How did you manage only 3 hours at a psych ward? I tried to be calm and rational a few days after I voluntarily committed myself and it didn't work. In the end, I tried to quote their rules/FAQ at them about how it stated that I was allowed to ask to leave (and should be capable as long as it was voluntary). In the end, they just pink-slipped me and made me stay longer. )8
I had accidentally overdosed on my regular meds by forgetting I had taken them and taken them again later in the day. I was on twice the recommended hightest dose which lowered by seizure threshold so that already didn't help and I did this two days in a row because i waa having a serious migraine so taking big amounts of benzos to try to sleep it off.
I eventually emailed my psych who emailed me back at 10pm and called me to tell me to to go to the Hospital IMMEDIATELY but I'd fallen asleep (with visual hallucinations). I eventually went the next day after more calls from my psych and ended up spending half the day in the ER running blood and cardiac tests, then my psych sent me to the psych ward to be evaluated (though I had insisted it was accidental and it was). They locked up all my belongings, made me wear some blue pants and top with were way too big, and I spent 3 hours sitting there in my minimalist room with the doorknob flat as a pancake to make it harder to run out quickly.
I knew I had to be very calm and appear as normal and as obedient as possible which I did. I'm good at talking myself of things so I had a bit of confidence there. I refused the meal they offered and finally because I appeared otherwise normal and logical they had to let me go... I walked home (over an hour) and vowed to never let it happen again. The key for me is maintaining composure on the outside but thats very hard to do.

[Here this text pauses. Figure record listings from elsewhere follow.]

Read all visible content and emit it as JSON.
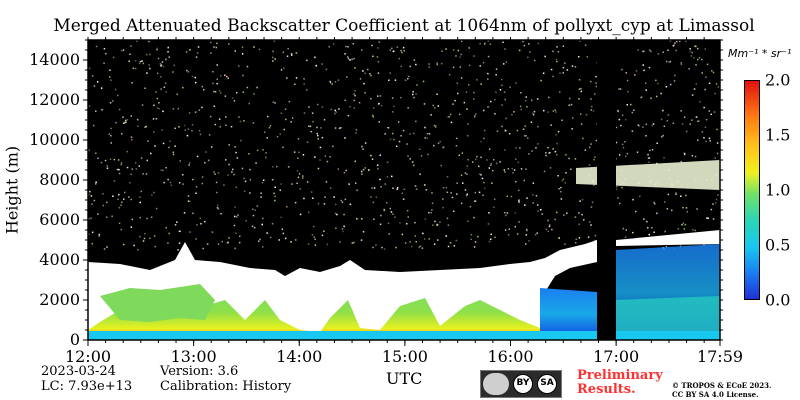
{
  "chart_data": {
    "type": "heatmap",
    "title": "Merged Attenuated Backscatter Coefficient at 1064nm of pollyxt_cyp at Limassol",
    "xlabel": "UTC",
    "ylabel": "Height (m)",
    "x_range": [
      "12:00",
      "17:59"
    ],
    "ylim": [
      0,
      15000
    ],
    "x_ticks": [
      "12:00",
      "13:00",
      "14:00",
      "15:00",
      "16:00",
      "17:00",
      "17:59"
    ],
    "y_ticks": [
      0,
      2000,
      4000,
      6000,
      8000,
      10000,
      12000,
      14000
    ],
    "colorbar": {
      "unit_label": "Mm⁻¹ * sr⁻¹",
      "range": [
        0.0,
        2.0
      ],
      "ticks": [
        "0.0",
        "0.5",
        "1.0",
        "1.5",
        "2.0"
      ],
      "colormap": "jet"
    },
    "no_data_gap": [
      "16:49",
      "16:59"
    ],
    "cloud_layer_top_m": [
      3900,
      3600,
      4800,
      3200,
      3000,
      3500,
      3100,
      3400,
      3500,
      4100,
      4400,
      5000,
      5300
    ],
    "cloud_layer_times": [
      "12:00",
      "12:30",
      "13:00",
      "13:30",
      "14:00",
      "14:30",
      "15:00",
      "15:30",
      "16:00",
      "16:20",
      "16:40",
      "17:00",
      "17:59"
    ]
  },
  "meta": {
    "date": "2023-03-24",
    "lc": "LC: 7.93e+13",
    "version": "Version: 3.6",
    "calibration": "Calibration: History",
    "preliminary_line1": "Preliminary",
    "preliminary_line2": "Results.",
    "copyright_line1": "© TROPOS & ECoE 2023.",
    "copyright_line2": "CC BY SA 4.0 License.",
    "cc_by": "BY",
    "cc_sa": "SA"
  },
  "colors": {
    "background": "#000000",
    "cloud": "#ffffff",
    "aerosol": "#8ee04a",
    "noise": "#ffffff",
    "prelim": "#ff3030"
  }
}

In your situation, with the emotional turmoil I don't think it would have been possible... that was an incredibly traumatic thing to go through... sadly not only does the psych ward make most people worse but it heightens their desire to CTB when they leave. Kind of defeats the purpose to be committed unless you are majorly in psychosis of the worst kind, hallucinations, delusions, violent, and unable to even walk on your own.
A better thing maybe would have been to have you consult with a mental health specialist who is compassionate and whose main job to talk to distressed people like you at the hospital (for as long as neccesary), have an appointment set up for the next day to at least have someone to talk to and to listen...
Sadly it doesn't work that way. If it did, more people would vomuntarily consent to going to be able to be heard and calmed down drug-free and leave with resources and way to cope.